The two opening lines of the poem evoke the idea of separation and departure. The apparent reason for that departure is the near death of the beloved, the poetess herself. She states that she will be going into the “silent land” which is a symbol of cemetery or the cold atmosphere of the grave. Yet, the speaker wishes to be well remembered. The speaker reveals her uncertainty whether she shares true lover with her lover. In line 5, the speaker repeats her call for her lover to ‘remember’ her. He can talk to her about the future that he imagined for the both of them. The speaker chooses the word “you” in “you planned” to reflect her uncertain feelings further towards her lover which reflects that she has not given much thought to their relationship in the long run for the rest of their lives, otherwise she would have chosen “we”.
Lines 7 and 8 represent the end of the first octave or eight rhyming lines of the sonnet. The poem final part—the sestet—does not provide a conclusive view of the whole affair.

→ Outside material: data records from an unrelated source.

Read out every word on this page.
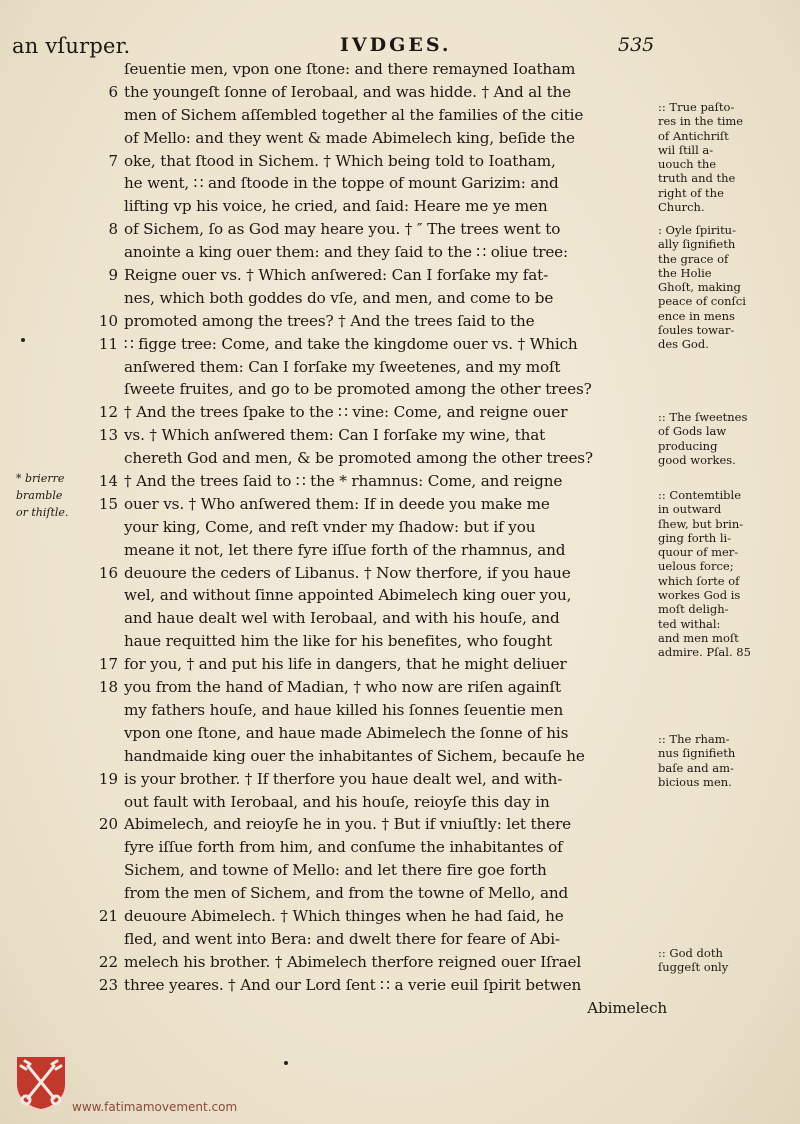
an vſurper.	IVDGES.	535
ſeuentie men, vpon one ſtone: and there remayned Ioatham
6 the youngeſt ſonne of Ierobaal, and was hidde. † And al the
men of Sichem aſſembled together al the families of the citie
of Mello: and they went & made Abimelech king, beſide the
7 oke, that ſtood in Sichem. † Which being told to Ioatham,
he went, ∷ and ſtoode in the toppe of mount Garizim: and
lifting vp his voice, he cried, and ſaid: Heare me ye men
8 of Sichem, ſo as God may heare you. † ″ The trees went to
anointe a king ouer them: and they ſaid to the ∷ oliue tree:
9 Reigne ouer vs. † Which anſwered: Can I forſake my fat-
nes, which both goddes do vſe, and men, and come to be
10 promoted among the trees? † And the trees ſaid to the
11 ∷ figge tree: Come, and take the kingdome ouer vs. † Which
anſwered them: Can I forſake my ſweetenes, and my moſt
ſweete fruites, and go to be promoted among the other trees?
12 † And the trees ſpake to the ∷ vine: Come, and reigne ouer
13 vs. † Which anſwered them: Can I forſake my wine, that
chereth God and men, & be promoted among the other trees?
14 † And the trees ſaid to ∷ the * rhamnus: Come, and reigne
15 ouer vs. † Who anſwered them: If in deede you make me
your king, Come, and reſt vnder my ſhadow: but if you
meane it not, let there fyre iſſue forth of the rhamnus, and
16 deuoure the ceders of Libanus. † Now therfore, if you haue
wel, and without ſinne appointed Abimelech king ouer you,
and haue dealt wel with Ierobaal, and with his houſe, and
haue requitted him the like for his benefites, who fought
17 for you, † and put his life in dangers, that he might deliuer
18 you from the hand of Madian, † who now are riſen againſt
my fathers houſe, and haue killed his ſonnes ſeuentie men
vpon one ſtone, and haue made Abimelech the ſonne of his
handmaide king ouer the inhabitantes of Sichem, becauſe he
19 is your brother. † If therfore you haue dealt wel, and with-
out fault with Ierobaal, and his houſe, reioyſe this day in
20 Abimelech, and reioyſe he in you. † But if vniuſtly: let there
fyre iſſue forth from him, and conſume the inhabitantes of
Sichem, and towne of Mello: and let there fire goe forth
from the men of Sichem, and from the towne of Mello, and
21 deuoure Abimelech. † Which thinges when he had ſaid, he
fled, and went into Bera: and dwelt there for feare of Abi-
22 melech his brother. † Abimelech therfore reigned ouer Iſrael
23 three yeares. † And our Lord ſent ∷ a verie euil ſpirit betwen
Abimelech
* brierre
bramble
or thiſtle.
:: True paſto-
res in the time
of Antichriſt
wil ſtill a-
uouch the
truth and the
right of the
Church.
: Oyle ſpiritu-
ally ſignifieth
the grace of
the Holie
Ghoſt, making
peace of conſci
ence in mens
ſoules towar-
des God.
:: The ſweetnes
of Gods law
producing
good workes.
:: Contemtible
in outward
ſhew, but brin-
ging forth li-
quour of mer-
uelous force;
which ſorte of
workes God is
moſt deligh-
ted withal:
and men moſt
admire. Pſal. 85
:: The rham-
nus ſignifieth
baſe and am-
bicious men.
:: God doth
ſuggeſt only
www.fatimamovement.com
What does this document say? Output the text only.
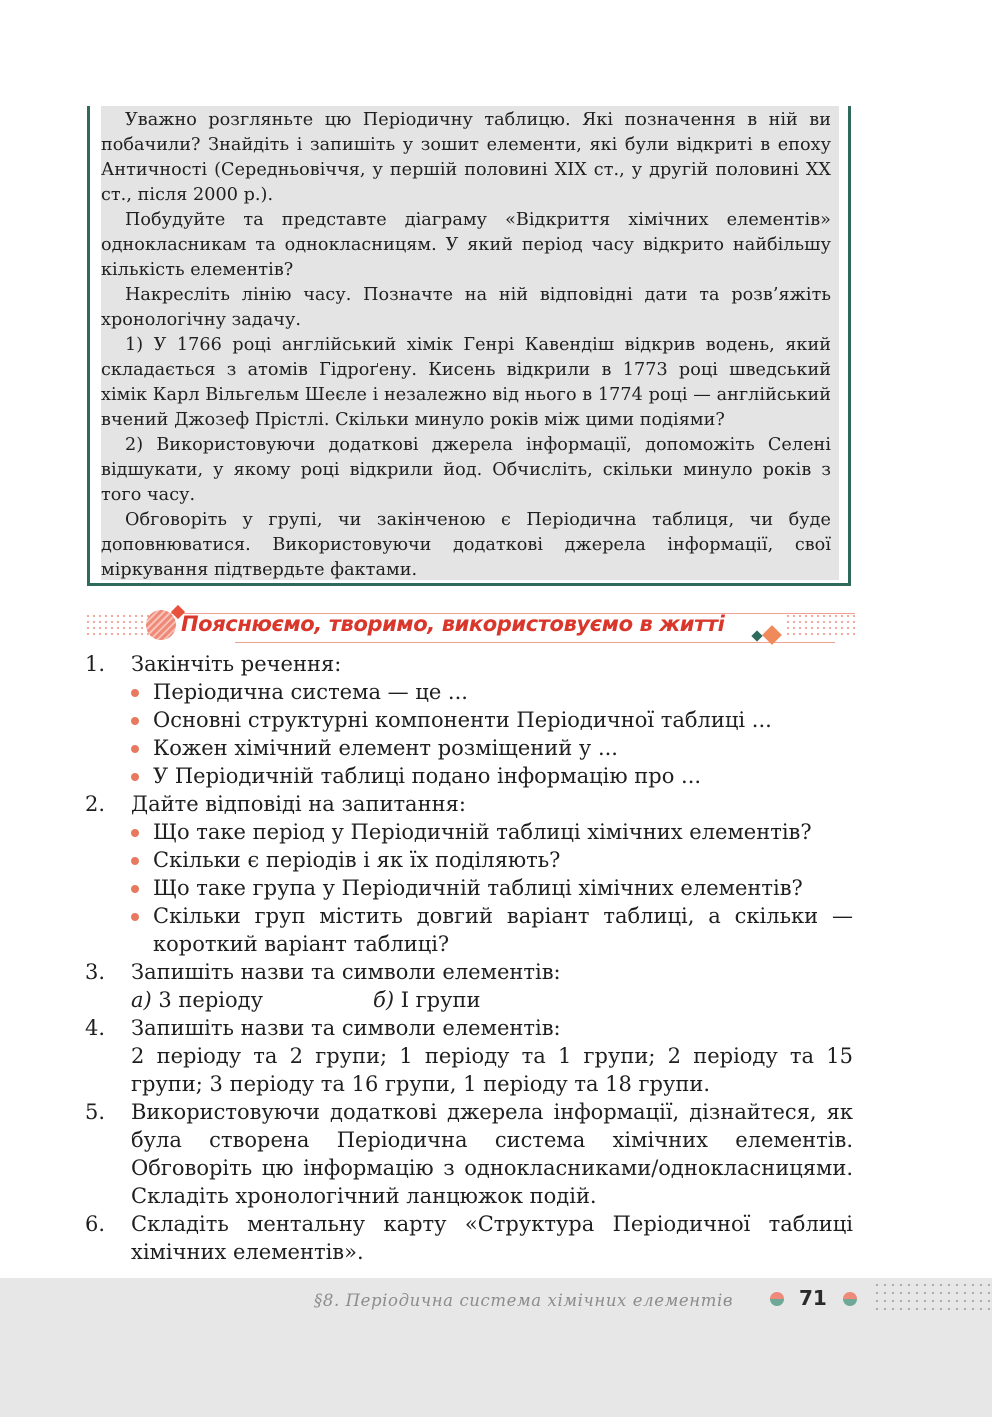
Уважно розгляньте цю Періодичну таблицю. Які позначення в ній ви побачили? Знайдіть і запишіть у зошит елементи, які були відкриті в епоху Античності (Середньовіччя, у першій половині XIX ст., у другій половині XX ст., після 2000 р.).

Побудуйте та представте діаграму «Відкриття хімічних елементів» однокласникам та однокласницям. У який період часу відкрито найбільшу кількість елементів?

Накресліть лінію часу. Позначте на ній відповідні дати та розв’яжіть хронологічну задачу.

1) У 1766 році англійський хімік Генрі Кавендіш відкрив водень, який складається з атомів Гідроґену. Кисень відкрили в 1773 році шведський хімік Карл Вільгельм Шеєле і незалежно від нього в 1774 році — англійський вчений Джозеф Прістлі. Скільки минуло років між цими подіями?

2) Використовуючи додаткові джерела інформації, допоможіть Селені відшукати, у якому році відкрили йод. Обчисліть, скільки минуло років з того часу.

Обговоріть у групі, чи закінченою є Періодична таблиця, чи буде доповнюватися. Використовуючи додаткові джерела інформації, свої міркування підтвердьте фактами.

Пояснюємо, творимо, використовуємо в житті
1. Закінчіть речення:
Періодична система — це ...
Основні структурні компоненти Періодичної таблиці ...
Кожен хімічний елемент розміщений у ...
У Періодичній таблиці подано інформацію про ...
2. Дайте відповіді на запитання:
Що таке період у Періодичній таблиці хімічних елементів?
Скільки є періодів і як їх поділяють?
Що таке група у Періодичній таблиці хімічних елементів?
Скільки груп містить довгий варіант таблиці, а скільки — короткий варіант таблиці?
3. Запишіть назви та символи елементів:
а) 3 періоду	б) I групи
4. Запишіть назви та символи елементів:
2 періоду та 2 групи; 1 періоду та 1 групи; 2 періоду та 15 групи; 3 періоду та 16 групи, 1 періоду та 18 групи.
5. Використовуючи додаткові джерела інформації, дізнайтеся, як була створена Періодична система хімічних елементів. Обговоріть цю інформацію з однокласниками/однокласницями. Складіть хронологічний ланцюжок подій.
6. Складіть ментальну карту «Структура Періодичної таблиці хімічних елементів».
§8. Періодична система хімічних елементів	71
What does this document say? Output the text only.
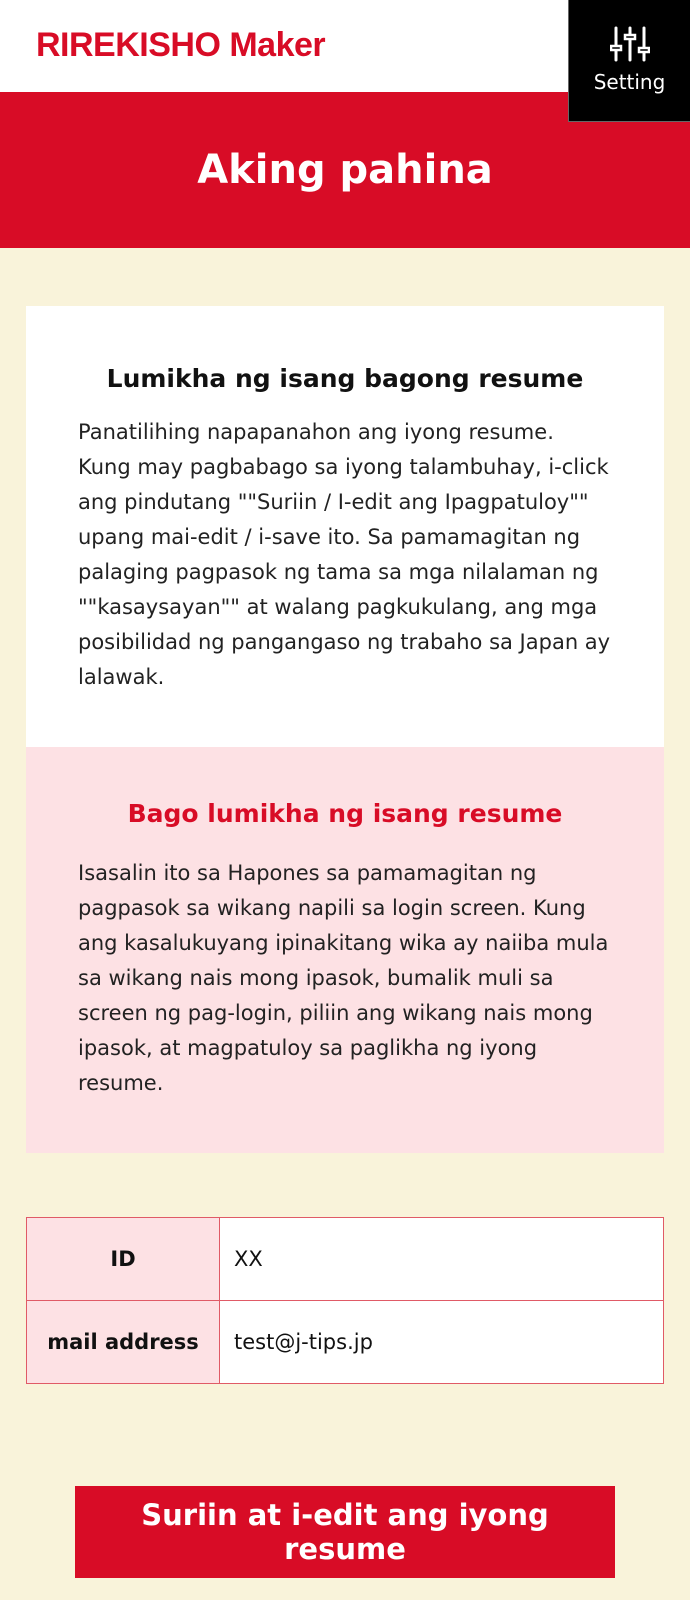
RIREKISHO Maker
Setting
Aking pahina
Lumikha ng isang bagong resume

Panatilihing napapanahon ang iyong resume. Kung may pagbabago sa iyong talambuhay, i-click ang pindutang ""Suriin / I-edit ang Ipagpatuloy"" upang mai-edit / i-save ito. Sa pamamagitan ng palaging pagpasok ng tama sa mga nilalaman ng ""kasaysayan"" at walang pagkukulang, ang mga posibilidad ng pangangaso ng trabaho sa Japan ay lalawak.

Bago lumikha ng isang resume

Isasalin ito sa Hapones sa pamamagitan ng pagpasok sa wikang napili sa login screen. Kung ang kasalukuyang ipinakitang wika ay naiiba mula sa wikang nais mong ipasok, bumalik muli sa screen ng pag-login, piliin ang wikang nais mong ipasok, at magpatuloy sa paglikha ng iyong resume.

ID	XX
mail address	test@j-tips.jp
Suriin at i-edit ang iyong resume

Once again, the speaker repeats her wish of being remembered. It seems rather like a plea. She tells her lover that the only way to make her alive with him long after she is gone is by honoring her memory since it will be too late to plead or pray for her.
Yet, in lines 9 and 10, the poetess shocks her readers with her introduction of the word “forget” which contradicts with the previous part of the poem and even the main idea of “remembering” her. She gives in to the idea that her memory may slip away from the mind of her lover from time to time. If this shall happen, she tells the lover not to be saddened as a result or “grieve”. In this part of the poem, it is found that the poetess is being realistic for the first time about their relationship and the likelihood that the lover will go on with his life, not dwelling on her memory, a woman whom he once loved and lost.
In lines 11 and 12, the poetess provides a justification for her request from her lover to be both remembered and forgotten. She says that the memory of her death may leave “darkness and corruption” in the life of the lover since he may recall that the thoughts of his beloved may have been those of leaving him and ending the relationship before her death. But she did not have the chance to do so. Such “vestige” or tracing of her intention would hurt him, hence tainting her memory after death.
In the last two lines of the poem, the poetess seeks to establish equilibrium to serve the function as a final resolution. She seeks to evoke the message that if a lover of a dead person is in pain because of the deceased’s memory, then it is better for the living to forget the dead. The poetess does not want the lover not to mourn her. On the contrary, she just does not want him to be pained by the likely ideas of her intention to leave him when she was alive.
As for the major themes of the sonnet, it can be noticed that the themes of imperfect love, death as well as equilibrium are dominant. As for form and structure, this sonnet follows the Petrarchan rhyme scheme in general. The sonnet contains 14 lines which are divided into an octave (the first eight lines) and a sestet (the last six lines). In this type of sonnet, the octave serves the purpose of acting as a rising action which presents a vision or a question that becomes the subject or the focus of the poem whereas the sestet provides a resolution or an answer to the aforementioned question of the octave. A Petrarchan sonnet follows the rhyme scheme (a-b-b-a-a-b-b-a) for the first eight lines and (c-d-e-c-d-e) for the final six.